Deciding what piano to buy can be a difficult choice. A piano is a major investment and you should approach your purchase decisions with research and care. A cost of a new piano ranges anywhere from $2000 to over $80,000. Unfortunately many of the very inexpensive pianos are very poor quality and not suitable for study.

Used or rebuilt pianos are also worth considering. In fact many magnificent pianos were built prior to World War II. Consider asking the advice of a registered piano technician (often belonging to the Piano Technicians Guild) before your purchase. You may even want to hire a technician to accompany you to your final selection. To begin your research, a very useful consumer’s guide is “The Piano Book”, by Larry Fine.

The following is a wonderful and helpful article on “How To Buy A Piano” from the National Piano Manufacturers Foundation:

“You can’t take a piano on a picnic, but that’s almost a complete list of what you can’t do with this most versatile of musical instuments. The Piano traces its ancestors back to the earliest stringed instruments; the keyboard was added in the 12th century. Since the development of the true “pianoforte” in Italy in the 18th century, the piano has made itself right at home anywhere music is played. It blends well with other instruments, and it is the ideal solo instrument. Learning to play the piano puts you in touch with melody, harmony and rhythm–and with the whole range of human emotions, from Beethoven’s Appassionata Sonata to rollicking ragtime. Maybe you know all this. Maybe you’re ready to buy a piano.”


How do you go about deciding which is the best one for you?

First, keep in mind that you will be listening to, and looking at, your piano for a long time. The average lifetime of a piano is about 40 years, and you will probably have it long after you have sold your present furniture, house and car. Pianos depreciate very little. A used piano built 10 years ago and maintained well will cost almost as much as a comparable new piano.

So buy the best piano you can afford. Especially, don’t try to economize on a piano for a child who’s starting lessons. Making good music on a quality instrument is the best way to keep a young pianist interested.
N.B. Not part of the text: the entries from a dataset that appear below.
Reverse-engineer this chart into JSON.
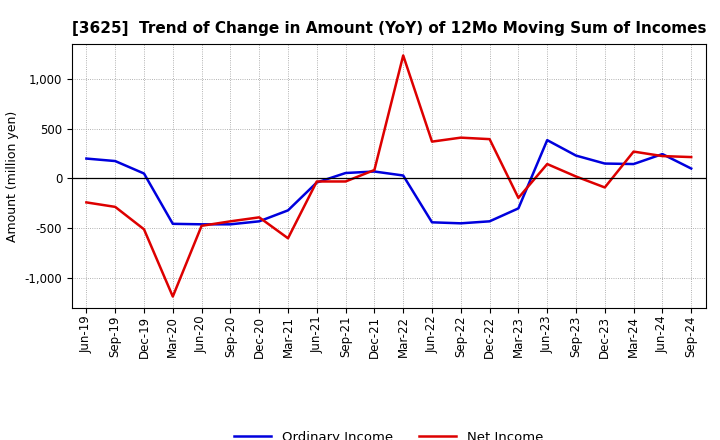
{
  "title": "[3625]  Trend of Change in Amount (YoY) of 12Mo Moving Sum of Incomes",
  "ylabel": "Amount (million yen)",
  "x_labels": [
    "Jun-19",
    "Sep-19",
    "Dec-19",
    "Mar-20",
    "Jun-20",
    "Sep-20",
    "Dec-20",
    "Mar-21",
    "Jun-21",
    "Sep-21",
    "Dec-21",
    "Mar-22",
    "Jun-22",
    "Sep-22",
    "Dec-22",
    "Mar-23",
    "Jun-23",
    "Sep-23",
    "Dec-23",
    "Mar-24",
    "Jun-24",
    "Sep-24"
  ],
  "ordinary_income": [
    200,
    175,
    50,
    -455,
    -460,
    -460,
    -430,
    -320,
    -40,
    55,
    70,
    30,
    -440,
    -450,
    -430,
    -300,
    385,
    230,
    150,
    145,
    245,
    100
  ],
  "net_income": [
    -240,
    -285,
    -510,
    -1185,
    -475,
    -430,
    -390,
    -600,
    -30,
    -30,
    85,
    1235,
    370,
    410,
    395,
    -195,
    145,
    20,
    -90,
    270,
    225,
    215
  ],
  "ordinary_color": "#0000dd",
  "net_color": "#dd0000",
  "ylim": [
    -1300,
    1350
  ],
  "yticks": [
    -1000,
    -500,
    0,
    500,
    1000
  ],
  "background_color": "#ffffff",
  "grid_color": "#999999",
  "legend_ordinary": "Ordinary Income",
  "legend_net": "Net Income",
  "title_fontsize": 11,
  "ylabel_fontsize": 9,
  "tick_fontsize": 8.5,
  "legend_fontsize": 9.5
}
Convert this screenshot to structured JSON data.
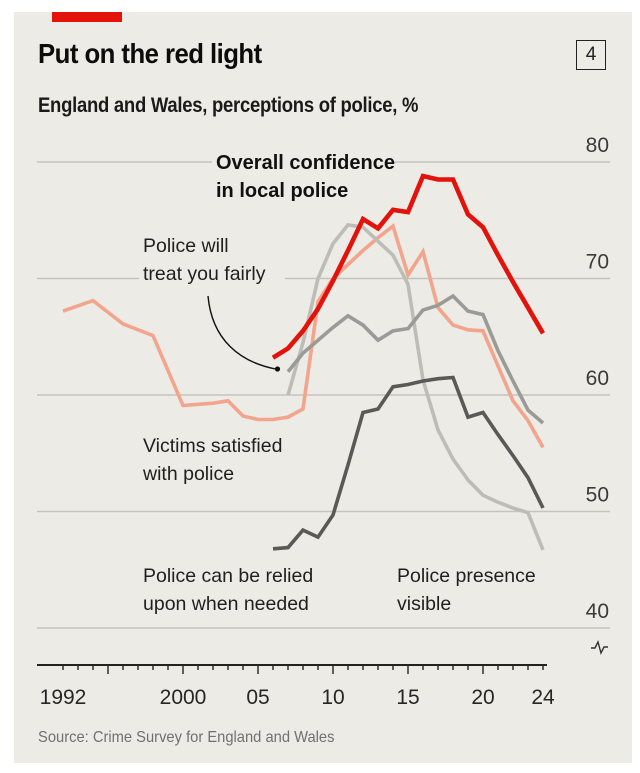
{
  "header": {
    "title": "Put on the red light",
    "chart_number": "4",
    "subtitle": "England and Wales, perceptions of police, %"
  },
  "footer": {
    "source": "Source: Crime Survey for England and Wales"
  },
  "colors": {
    "accent_red": "#e3120b",
    "background": "#ecebe5"
  },
  "chart_data": {
    "type": "line",
    "title": "Put on the red light",
    "subtitle": "England and Wales, perceptions of police, %",
    "xlabel": "",
    "ylabel": "%",
    "xlim": [
      1990,
      2024
    ],
    "ylim": [
      40,
      80
    ],
    "y_ticks": [
      80,
      70,
      60,
      50,
      40
    ],
    "y_tick_labels": [
      "80",
      "70",
      "60",
      "50",
      "40"
    ],
    "x_tick_years": [
      1992,
      2000,
      2005,
      2010,
      2015,
      2020,
      2024
    ],
    "x_tick_labels": [
      "1992",
      "2000",
      "05",
      "10",
      "15",
      "20",
      "24"
    ],
    "grid": true,
    "y_axis_position": "right",
    "axis_break": true,
    "series": [
      {
        "name": "Victims satisfied with police",
        "label_lines": [
          "Victims satisfied",
          "with police"
        ],
        "color": "#f2a58c",
        "x": [
          1992,
          1994,
          1996,
          1998,
          2000,
          2002,
          2003,
          2004,
          2005,
          2006,
          2007,
          2008,
          2009,
          2010,
          2011,
          2012,
          2013,
          2014,
          2015,
          2016,
          2017,
          2018,
          2019,
          2020,
          2021,
          2022,
          2023,
          2024
        ],
        "values": [
          67.2,
          68.1,
          66.1,
          65.1,
          59.1,
          59.3,
          59.5,
          58.2,
          57.9,
          57.9,
          58.1,
          58.8,
          68.0,
          70.0,
          71.2,
          72.4,
          73.5,
          74.5,
          70.3,
          72.3,
          67.5,
          66.0,
          65.6,
          65.5,
          62.5,
          59.5,
          57.8,
          55.5
        ]
      },
      {
        "name": "Police presence visible",
        "label_lines": [
          "Police presence",
          "visible"
        ],
        "color": "#bdbdb8",
        "x": [
          2007,
          2008,
          2009,
          2010,
          2011,
          2012,
          2013,
          2014,
          2015,
          2016,
          2017,
          2018,
          2019,
          2020,
          2021,
          2022,
          2023,
          2024
        ],
        "values": [
          60.0,
          64.5,
          70.0,
          73.0,
          74.6,
          74.4,
          73.2,
          72.0,
          69.5,
          61.3,
          57.0,
          54.5,
          52.7,
          51.4,
          50.8,
          50.3,
          49.9,
          46.7
        ]
      },
      {
        "name": "Police will treat you fairly",
        "label_lines": [
          "Police will",
          "treat you fairly"
        ],
        "color": "#9a9a96",
        "x": [
          2007,
          2008,
          2009,
          2010,
          2011,
          2012,
          2013,
          2014,
          2015,
          2016,
          2017,
          2018,
          2019,
          2020,
          2021,
          2022,
          2023,
          2024
        ],
        "values": [
          62.0,
          63.6,
          64.7,
          65.8,
          66.8,
          66.0,
          64.7,
          65.5,
          65.7,
          67.3,
          67.7,
          68.5,
          67.2,
          66.9,
          63.8,
          61.2,
          58.7,
          57.6
        ]
      },
      {
        "name": "Police can be relied upon when needed",
        "label_lines": [
          "Police can be relied",
          "upon when needed"
        ],
        "color": "#595957",
        "x": [
          2006,
          2007,
          2008,
          2009,
          2010,
          2011,
          2012,
          2013,
          2014,
          2015,
          2016,
          2017,
          2018,
          2019,
          2020,
          2021,
          2022,
          2023,
          2024
        ],
        "values": [
          46.8,
          46.9,
          48.4,
          47.8,
          49.7,
          54.0,
          58.5,
          58.8,
          60.7,
          60.9,
          61.2,
          61.4,
          61.5,
          58.1,
          58.5,
          56.6,
          54.8,
          52.9,
          50.3
        ]
      },
      {
        "name": "Overall confidence in local police",
        "label_lines": [
          "Overall confidence",
          "in local police"
        ],
        "color": "#e3120b",
        "x": [
          2006,
          2007,
          2008,
          2009,
          2010,
          2011,
          2012,
          2013,
          2014,
          2015,
          2016,
          2017,
          2018,
          2019,
          2020,
          2021,
          2022,
          2023,
          2024
        ],
        "values": [
          63.2,
          64.0,
          65.5,
          67.4,
          69.8,
          72.4,
          75.1,
          74.3,
          75.9,
          75.7,
          78.8,
          78.5,
          78.5,
          75.5,
          74.4,
          72.0,
          69.7,
          67.5,
          65.3
        ]
      }
    ],
    "annotations": [
      {
        "text": "Police will treat you fairly",
        "type": "arrow",
        "points_to_year": 2006.3
      }
    ]
  }
}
Here is another piece from National Piano Manufactures Foundation on how to buy a piano:

“Almost since the first piano was built, manufacturers have been trying to make it smaller. This has been no easy task, because good tone in a piano requires certain minimums in length of string and size of soundboard.

First, the size of the original grand piano was cut by the use of stronger frames and an innovative system of cross-stringing, Then, in the late 1800’s, the upright or vertical piano was developed, sending the space-consuming bulk of the instrument up along the wall, rather than out across the floor. 
This was so successful that today some larger professional -quality uprights can have equal or better tone quality than many small grands. Eventually, even the upright was shortened, and in some cases ingenious scale design compensates in tone for the loss of size. Still, thisrule of thumb generally applies: the larger the piano, the better the tone.

The grand piano ranges in size from five to nine feet (concert grand). It tends to be more responsive and powerful than a vertical piano; a top-quality grand is the best investment if the pianist is aiming for concert performance, or if space and money are unlimited. But if the choice is between a so-so grand and a good vertical, choose the vertical. Theserange in size from 36 to 51 inches in height; all of them require the same amount of floor space, about 5 feet by 2 feet.

The largest of the verticals is the studio piano –44 inches or taller– a type that is becoming quite popular. Verticals 39 to 42 inches tall are called consoles. 
The smallest of the verticals is the spinet, a popular choice because of its small size, from 36 to 39 inches high.”